Tuesday, December 19, 2017

Progress Report 12-19-17

Applebees is great. I cannot begin to explain the warmth I felt envelop me as I walked through the door. Even without the signature 80's pop-rock playing (it was switched to the seasonal holiday tunes) it felt like home. While driving around singing with Berit I got a text from some coworkers asking when I'd be returning to work over the holiday. Originally I considered trading my job at Applebees for some volunteer service at the church or in the community but I recognized that where God was pointing me right now, is right down the road. Every minute I worked at Applebees over the summer I was incredibly happy, but I noticed that when I wasn't working I was incredibly miserable. I will not allow myself to feel that way again. I will work so long as I am joyful. And I will work so long as I am helpful. I will work in the spirit of my self-improvement. For example, I'm going to learn how to be a server this break. I've never been more excited for a meaningless promotion. It's another acting exercise. Another opportunity to fake it until I make it.

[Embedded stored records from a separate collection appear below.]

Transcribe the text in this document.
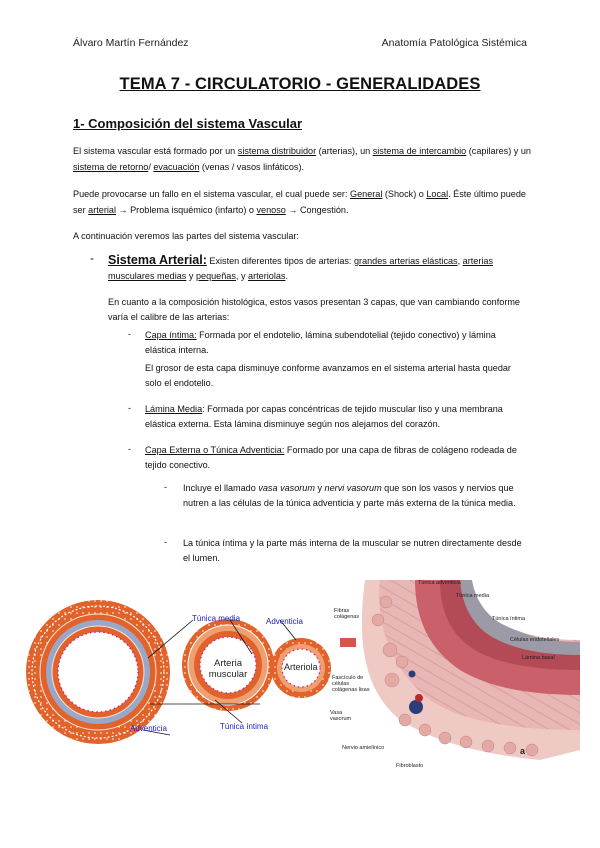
Álvaro Martín Fernández	Anatomía Patológica Sistémica
TEMA 7 - CIRCULATORIO - GENERALIDADES
1- Composición del sistema Vascular
El sistema vascular está formado por un sistema distribuidor (arterias), un sistema de intercambio (capilares) y un sistema de retorno/ evacuación (venas / vasos linfáticos).
Puede provocarse un fallo en el sistema vascular, el cual puede ser: General (Shock) o Local. Éste último puede ser arterial → Problema isquémico (infarto) o venoso → Congestión.
A continuación veremos las partes del sistema vascular:
- Sistema Arterial: Existen diferentes tipos de arterias: grandes arterias elásticas, arterias musculares medias y pequeñas, y arteriolas.
En cuanto a la composición histológica, estos vasos presentan 3 capas, que van cambiando conforme varía el calibre de las arterias:
- Capa íntima: Formada por el endotelio, lámina subendotelial (tejido conectivo) y lámina elástica interna.
El grosor de esta capa disminuye conforme avanzamos en el sistema arterial hasta quedar solo el endotelio.
- Lámina Media: Formada por capas concéntricas de tejido muscular liso y una membrana elástica externa. Esta lámina disminuye según nos alejamos del corazón.
- Capa Externa o Túnica Adventicia: Formado por una capa de fibras de colágeno rodeada de tejido conectivo.
- Incluye el llamado vasa vasorum y nervi vasorum que son los vasos y nervios que nutren a las células de la túnica adventicia y parte más externa de la túnica media.
- La túnica íntima y la parte más interna de la muscular se nutren directamente desde el lumen.
Arteria elástica	Arteria muscular
Arteriola
Túnica media	Adventicia
Adventicia	Túnica íntima
Túnica adventicia
Túnica media
Túnica íntima
Células endoteliales
Lámina basal
Fibras colágenas
Fascículo de células colágenas lisas
Vasa vasorum
Nervio amielínico
Fibroblasto
a
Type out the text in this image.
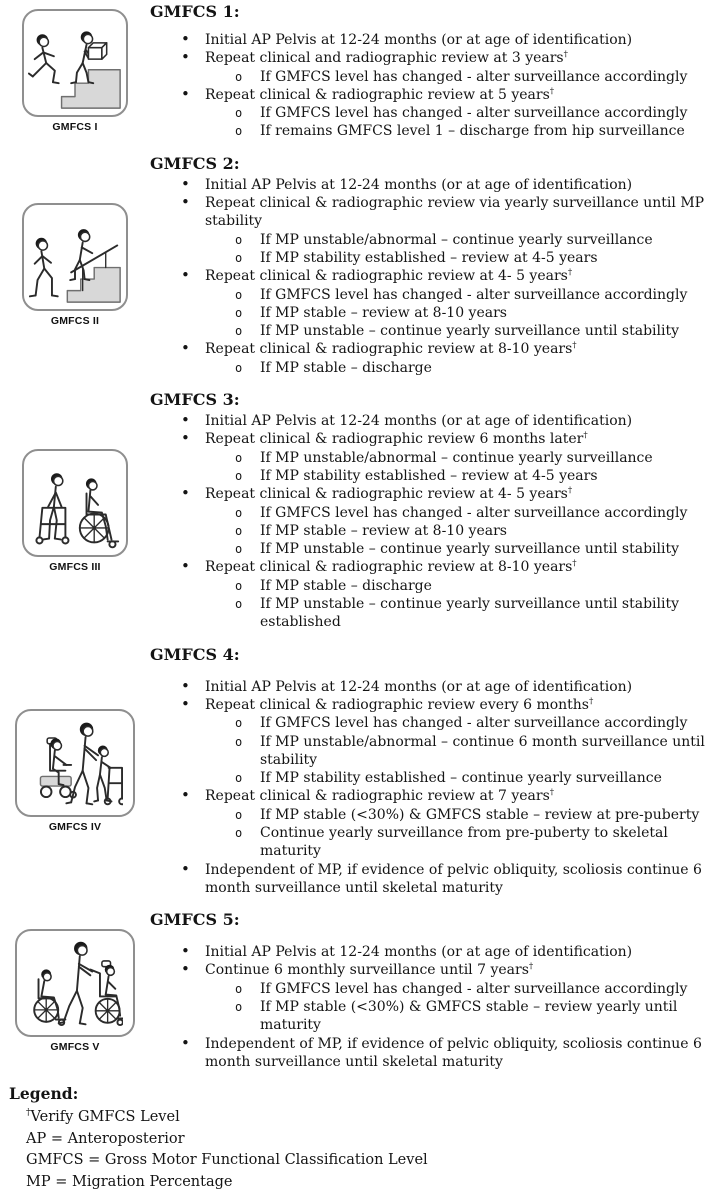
GMFCS I
GMFCS 1:
• Initial AP Pelvis at 12-24 months (or at age of identification)
• Repeat clinical and radiographic review at 3 years†
o If GMFCS level has changed - alter surveillance accordingly
• Repeat clinical & radiographic review at 5 years†
o If GMFCS level has changed - alter surveillance accordingly
o If remains GMFCS level 1 – discharge from hip surveillance
GMFCS II
GMFCS 2:
• Initial AP Pelvis at 12-24 months (or at age of identification)
• Repeat clinical & radiographic review via yearly surveillance until MP stability
o If MP unstable/abnormal – continue yearly surveillance
o If MP stability established – review at 4-5 years
• Repeat clinical & radiographic review at 4- 5 years†
o If GMFCS level has changed - alter surveillance accordingly
o If MP stable – review at 8-10 years
o If MP unstable – continue yearly surveillance until stability
• Repeat clinical & radiographic review at 8-10 years†
o If MP stable – discharge
GMFCS III
GMFCS 3:
• Initial AP Pelvis at 12-24 months (or at age of identification)
• Repeat clinical & radiographic review 6 months later†
o If MP unstable/abnormal – continue yearly surveillance
o If MP stability established – review at 4-5 years
• Repeat clinical & radiographic review at 4- 5 years†
o If GMFCS level has changed - alter surveillance accordingly
o If MP stable – review at 8-10 years
o If MP unstable – continue yearly surveillance until stability
• Repeat clinical & radiographic review at 8-10 years†
o If MP stable – discharge
o If MP unstable – continue yearly surveillance until stability established
GMFCS IV
GMFCS 4:
• Initial AP Pelvis at 12-24 months (or at age of identification)
• Repeat clinical & radiographic review every 6 months†
o If GMFCS level has changed - alter surveillance accordingly
o If MP unstable/abnormal – continue 6 month surveillance until stability
o If MP stability established – continue yearly surveillance
• Repeat clinical & radiographic review at 7 years†
o If MP stable (<30%) & GMFCS stable – review at pre-puberty
o Continue yearly surveillance from pre-puberty to skeletal maturity
• Independent of MP, if evidence of pelvic obliquity, scoliosis continue 6 month surveillance until skeletal maturity
GMFCS V
GMFCS 5:
• Initial AP Pelvis at 12-24 months (or at age of identification)
• Continue 6 monthly surveillance until 7 years†
o If GMFCS level has changed - alter surveillance accordingly
o If MP stable (<30%) & GMFCS stable – review yearly until maturity
• Independent of MP, if evidence of pelvic obliquity, scoliosis continue 6 month surveillance until skeletal maturity
Legend:
†Verify GMFCS Level
AP = Anteroposterior
GMFCS = Gross Motor Functional Classification Level
MP = Migration Percentage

I tagged along with my parents to a sleep number store at the mall North of town. I laid on a mattress and looked up at the ceiling and heard my mother laugh. My dad joked with the sales lady, Stacy, and my mother looked so comfortable and relaxed. "What a cute date" I thought. They held hands as Stacy adjusted the firmness and the support of their bodies. They were so completely happy and I felt warm. Prioritizing my family and this time together has already taught me how lucky I am. They were in love, and then life happened. Twenty years after their hard times began, they lay happily together in a bed. One day, not tomorrow or a year from tomorrow, or even five years and a day from tomorrow still I may not, but one day I will run through Ikea like Zooey Deschanel and Joseph Grodon-Levitt in 500 days of Summer and I will lay on a sleep number bed. I am patient. I am trusting. I will be loved. I am loved. I love family. I love myself.